Posted: February 2, 2026
Dates: 19-22 May
Location: Tunisia
The economies of the MENA region have been shaped by a specific mode of underdevelopment, driven first by colonialism and the post-colonial economic order, and later reinforced by the post-Washington Consensus and neoliberal restructuring. The region’s integration into global finance promoted as expanding development opportunities through access to international liquidity has instead produced recurring debt, currency, and banking crises. This integration has also sharply limited domestic policy space while deepening structural vulnerabilities.
Over recent decades, several MENA countries have become increasingly reliant on external borrowing. In Egypt, external debt expanded from USD 36 billion to over USD 165 billion, without a corresponding increase in foreign currency reserves. In Morocco, public debt reached 69% of GDP in 2024. This growing dependence on external financing reinforced by successive IMF-backed programs has heightened exposure to currency shocks, inflation, and rising debt-servicing costs, directly undermining economic and social stability. These pressures have translated into deteriorating living conditions: according to FAO estimates, 28.5% of the population in Egypt experienced moderate to severe food insecurity (2020–2022), while undernourishment reached 7.2%. This is why we chose the summer school to focus on debt and IFI reform in the MENA region, where escalating debt burdens are now a central constraint on economic stability, social rights, and development of futures.
Simultaneously, austerity measures and de-industrialization have entrenched extractive economic models across the region. These dynamics have deepened crises in social sectors, driving rising poverty, vulnerability, and inequality. Despite these structural conditions, conflict, violence, and social fragmentation in the region continue to be framed as symptoms of fundamentalism or so-called cultural backwardness. Such narratives are not only racist but actively obscure the economic and political origins of instability rooted in externally imposed development trajectories.
Universities have played a key role in reproducing these paradigms. The dominance of neoclassical economic thinking has shaped generations of academics, researchers, and policy actors, largely confined to a single economic framework that normalizes and legitimizes regressive policy prescriptions across the region.
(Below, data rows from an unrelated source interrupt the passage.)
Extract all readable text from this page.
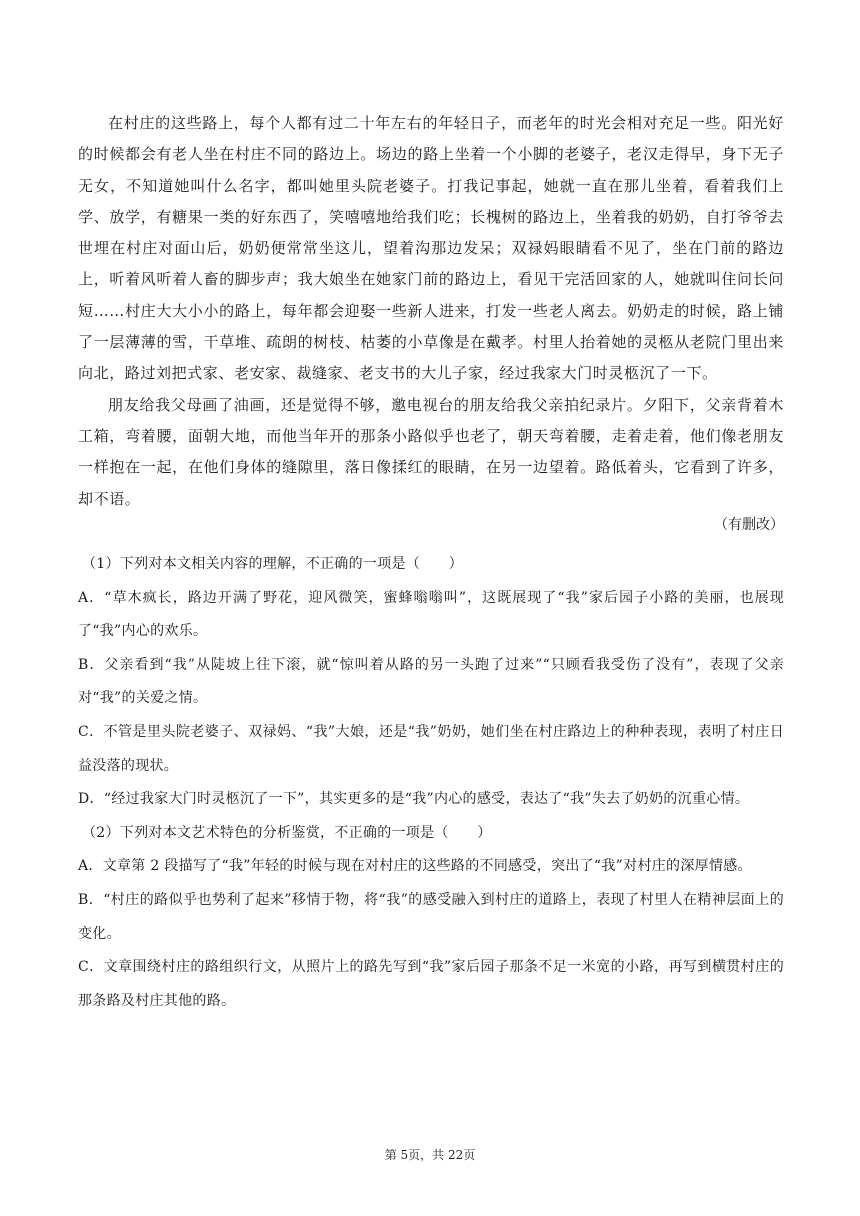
在村庄的这些路上，每个人都有过二十年左右的年轻日子，而老年的时光会相对充足一些。阳光好的时候都会有老人坐在村庄不同的路边上。场边的路上坐着一个小脚的老婆子，老汉走得早，身下无子无女，不知道她叫什么名字，都叫她里头院老婆子。打我记事起，她就一直在那儿坐着，看着我们上学、放学，有糖果一类的好东西了，笑嘻嘻地给我们吃；长槐树的路边上，坐着我的奶奶，自打爷爷去世埋在村庄对面山后，奶奶便常常坐这儿，望着沟那边发呆；双禄妈眼睛看不见了，坐在门前的路边上，听着风听着人畜的脚步声；我大娘坐在她家门前的路边上，看见干完活回家的人，她就叫住问长问短……村庄大大小小的路上，每年都会迎娶一些新人进来，打发一些老人离去。奶奶走的时候，路上铺了一层薄薄的雪，干草堆、疏朗的树枝、枯萎的小草像是在戴孝。村里人抬着她的灵柩从老院门里出来向北，路过刘把式家、老安家、裁缝家、老支书的大儿子家，经过我家大门时灵柩沉了一下。

朋友给我父母画了油画，还是觉得不够，邀电视台的朋友给我父亲拍纪录片。夕阳下，父亲背着木工箱，弯着腰，面朝大地，而他当年开的那条小路似乎也老了，朝天弯着腰，走着走着，他们像老朋友一样抱在一起，在他们身体的缝隙里，落日像揉红的眼睛，在另一边望着。路低着头，它看到了许多，却不语。

（有删改）

（1）下列对本文相关内容的理解，不正确的一项是（　　）

A．“草木疯长，路边开满了野花，迎风微笑，蜜蜂嗡嗡叫”，这既展现了“我”家后园子小路的美丽，也展现了“我”内心的欢乐。

B．父亲看到“我”从陡坡上往下滚，就“惊叫着从路的另一头跑了过来”“只顾看我受伤了没有”，表现了父亲对“我”的关爱之情。

C．不管是里头院老婆子、双禄妈、“我”大娘，还是“我”奶奶，她们坐在村庄路边上的种种表现，表明了村庄日益没落的现状。

D．“经过我家大门时灵柩沉了一下”，其实更多的是“我”内心的感受，表达了“我”失去了奶奶的沉重心情。

（2）下列对本文艺术特色的分析鉴赏，不正确的一项是（　　）

A．文章第 2 段描写了“我”年轻的时候与现在对村庄的这些路的不同感受，突出了“我”对村庄的深厚情感。

B．“村庄的路似乎也势利了起来”移情于物，将“我”的感受融入到村庄的道路上，表现了村里人在精神层面上的变化。

C．文章围绕村庄的路组织行文，从照片上的路先写到“我”家后园子那条不足一米宽的小路，再写到横贯村庄的那条路及村庄其他的路。

第 5页，共 22页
Within this landscape, feminist discourse has also been constrained. Liberal feminist agendas largely advanced through donor-driven institutional frameworks have prioritized narrow political and social rights frameworks while sidelining structural economic critique. At the same time, feminist analysis has been diluted into a focus on opposing so-called regressive social norms, rather than confronting the political economy of extraction, debt dependency, and financial subordination.
Against this backdrop, the need to train feminist economists is critical not only to challenge the dominance of neoclassical economic doctrine, or to counter donor-driven liberal feminism, but to rebuild feminist analysis as a structural, political economy project necessary for advancing economic sovereignty, social justice, and systemic reform of the International Financial Architecture.